Thomas was born in Tunstall, Staffordshire. It's thought that his parents were George and Maria and that he was the oldest of their five children. This is based on the 1901 Census which records a man of the right age, born in Staffordshire, living with his parents and siblings at 48 Victoria Street, Stockport.
In 1906, the future soldier married Harriett Wild in a civil ceremony registered at Stockport. They lived at 15 Lincoln Street in the Portwood area of town and would have three children together. When War came in 1914, Thomas left his job of 25 years at Palmer Mills Ltd on Mersey Street and joined up at Manchester.

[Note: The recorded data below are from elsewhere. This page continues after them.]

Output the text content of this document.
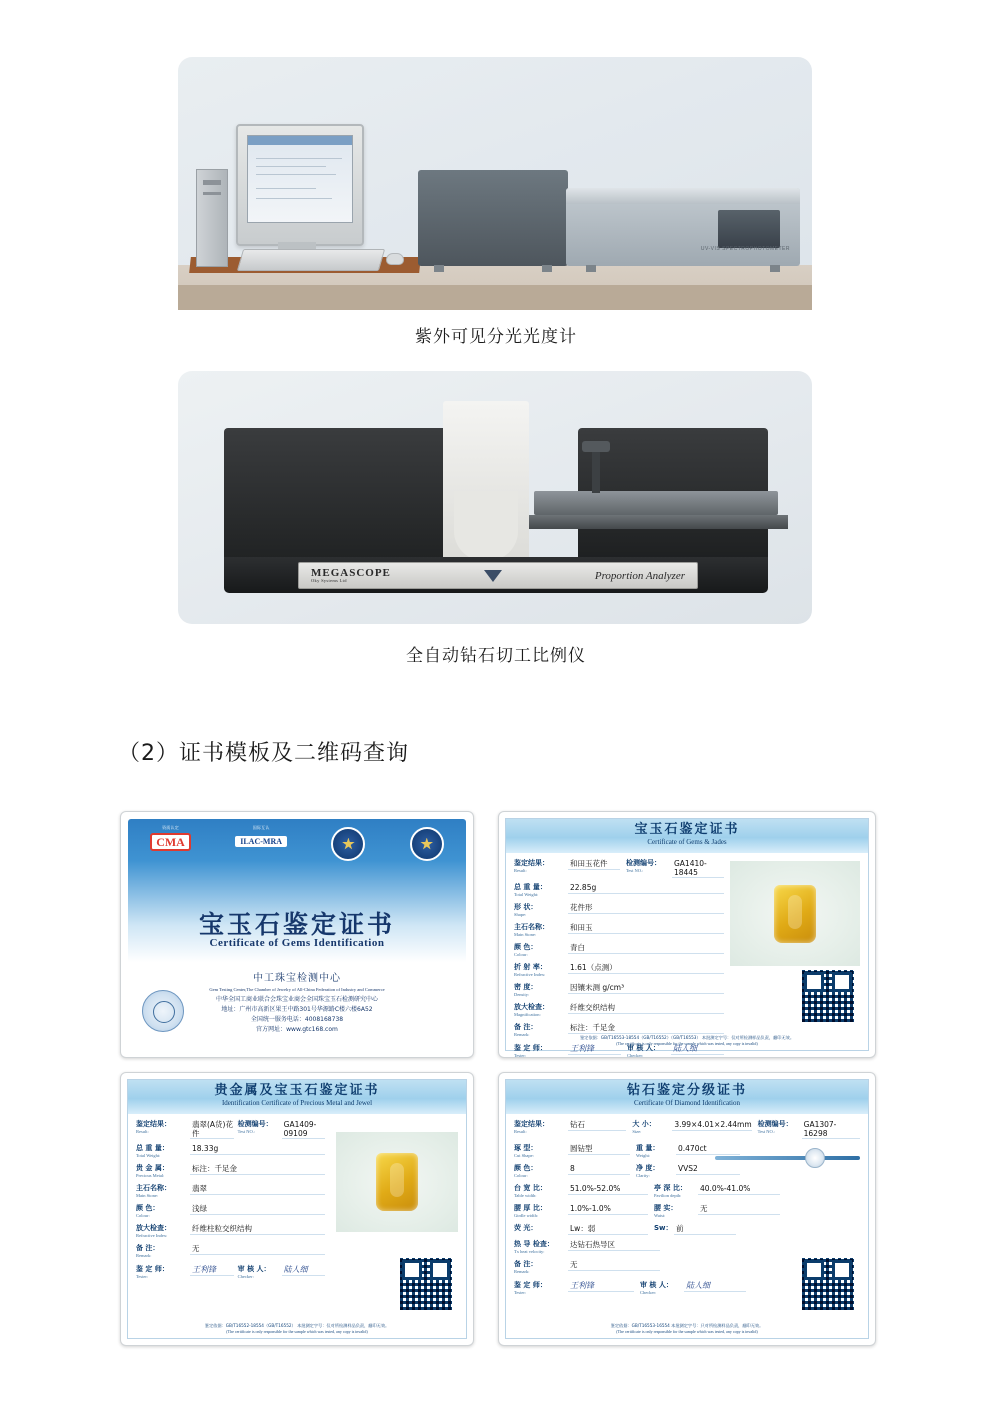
UV-VIS SPECTROPHOTOMETER
紫外可见分光光度计
MEGASCOPE
Oky Systems Ltd	Proportion Analyzer
全自动钻石切工比例仪
（2）证书模板及二维码查询
资质认定
CMA
国际互认
ILAC-MRA
宝玉石鉴定证书
Certificate of Gems Identification
中工珠宝检测中心
Gem Testing Center,The Chamber of Jewelry of All-China Federation of Industry and Commerce
中华全国工商业联合会珠宝业商会全国珠宝玉石检测研究中心
地址：广州市高新区果王中路301号华源路C楼六楼6A52
全国统一服务电话：4008168738
官方网址：www.gtc168.com
宝玉石鉴定证书
Certificate of Gems & Jades
鉴定结果：
Result:
和田玉花件	检测编号：
Test NO.:
GA1410-18445
总 重 量：
Total Weight:
22.85g
形 状：
Shape:
花件形
主石名称：
Main Stone:
和田玉
颜 色：
Colour:
青白
折 射 率：
Refractive Index:
1.61（点测）
密 度：
Density:
因镶未测 g/cm³
放大检查：
Magnification:
纤维交织结构
备 注：
Remark:
标注：千足金
鉴 定 师：
Tester:
王利锋	审 核 人：
Checker:
陆人细
鉴定依据：GB/T16553-18554（GB/T16552）（GB/T16553） 本批测定字号：仅对所检测样品负责，翻印无效。
(The certificate is only responsible for the sample which was tested, any copy is invalid)
贵金属及宝玉石鉴定证书
Identification Certificate of Precious Metal and Jewel
鉴定结果：
Result:
翡翠(A货)花件
检测编号：
Test NO.:
GA1409-09109
总 重 量：
Total Weight:
18.33g
贵 金 属：
Precious Metal:
标注：千足金
主石名称：
Main Stone:
翡翠
颜 色：
Colour:
浅绿
放大检查：
Refractive Index:
纤维柱粒交织结构
备 注：
Remark:
无
鉴 定 师：
Tester:
王利锋	审 核 人：
Checker:
陆人细
鉴定依据：GB/T16552-18554（GB/T16552） 本批测定字号：仅对所检测样品负责，翻印无效。
(The certificate is only responsible for the sample which was tested, any copy is invalid)
钻石鉴定分级证书
Certificate Of Diamond Identification
鉴定结果：
Result:
钻石	大 小：
Size:
3.99×4.01×2.44mm 检测编号：
Test NO.:
GA1307-16298
琢 型：
Cut Shape:
圆钻型	重 量：
Weight:
0.470ct
颜 色：
Colour:
8	净 度：
Clarity:
VVS2
台 宽 比：
Table width:
51.0%-52.0%	亭 深 比：
Pavilion depth:
40.0%-41.0%
腰 厚 比：
Girdle width:
1.0%-1.0%	腰 实：
Waist:
无
荧 光：	Lw：弱	Sw： 前
热 导 检查：
Tx heat velocity:
达钻石热导区
备 注：
Remark:
无
鉴 定 师：
Tester:
王利锋	审 核 人：
Checker:
陆人细
鉴定依据：GB/T16553-16554 本批测定字号：只对所检测样品负责，翻印无效。
(The certificate is only responsible for the sample which was tested, any copy is invalid)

There is some doubt about the date of Thomas' death. Official records show it as 26 September but the letter below, from his company commander, indicates it was during the night of 27/28th or 28/29th. There was very confused fighting on these days during the Battle of the Somme and it is, perhaps, no surprise that the normally precise recording of casualty details has not occurred (or, alternatively, that the officer was unsure exactly when he had been killed). In fact, an examination of Regimental records published after the War (and now available on the CD-ROM "Soldiers Died in the Great War") indicate that the Battalion suffered 70 casualties in these three days and all but two are recorded as being on the 26th , with none on the 28th. This seems most unlikely and it is probable that a single imprecise casualty report was submitted for the period covering the attack.
A major attack was scheduled for the 26th, in the heart of the battlefield around Thiepval and a location known as Mouquet Farm (Mucky Farm to the Tommies). In Thomas' sector, the actual attack would be led by other units and 11th Manchesters would be held in reserve at Crucifix Corner, Aveluy, ready to go forward as reinforcements.
The initial attack had gone well and, at 11am, three parties of specialist grenade throwers were sent forward to assist the 9th Lancashire Fusiliers at the Farm. In the early afternoon, a full platoon was sent to the Farm as the enemy was still holding out there but, by late afternoon, the Battalion was able to go forward to occupy the ground around the now captured Farm. There was a further advance at 7.45 towards another, unidentified, objective.
"S" Company was able to secure its objective but the remainder of the Battalion could make no headway against determined German resistance. At 4.20am on the 27th, the position was this - "S" Company in the newly secured objective, "P" and "R" Companies in High Trench and "Q" Company held in reserve on the original British front line. Further small advances were made during the daylight hours of the 27th. By early evening, the Battalion was in possession of the southern portions of Hessian Trench and the Zollern Redoubt, but were under fire from the enemy who were still in possession of other parts of their trench system.
During the night, an attempt was made to work through the trench system using the well-practiced tactic of throwing grenades to clear the way. The German gradually pulled back and, at about 6.45am on the 28th, the officer in command reported the Germans were then only 30 yards away but were in force.
Reinforcements were sent up and the process of consolidating the gains and igging new communication trenches began.
Thomas' captain wrote to Harriett "I am very sorry to have to inform you that your husband 13299 Lance Corporal Clayton was killed in the big battle of September 28th. I am thankful to say he suffered no pain, for a shell burst close to him during the night and he died without regaining consciousness. I known how great your grief will be: but you will know he died fighting for justice and to die for justice is to die for Christ. May he and all his fellow comrades who have made the great sacrifice rest in peace. You have my deepest sympathy."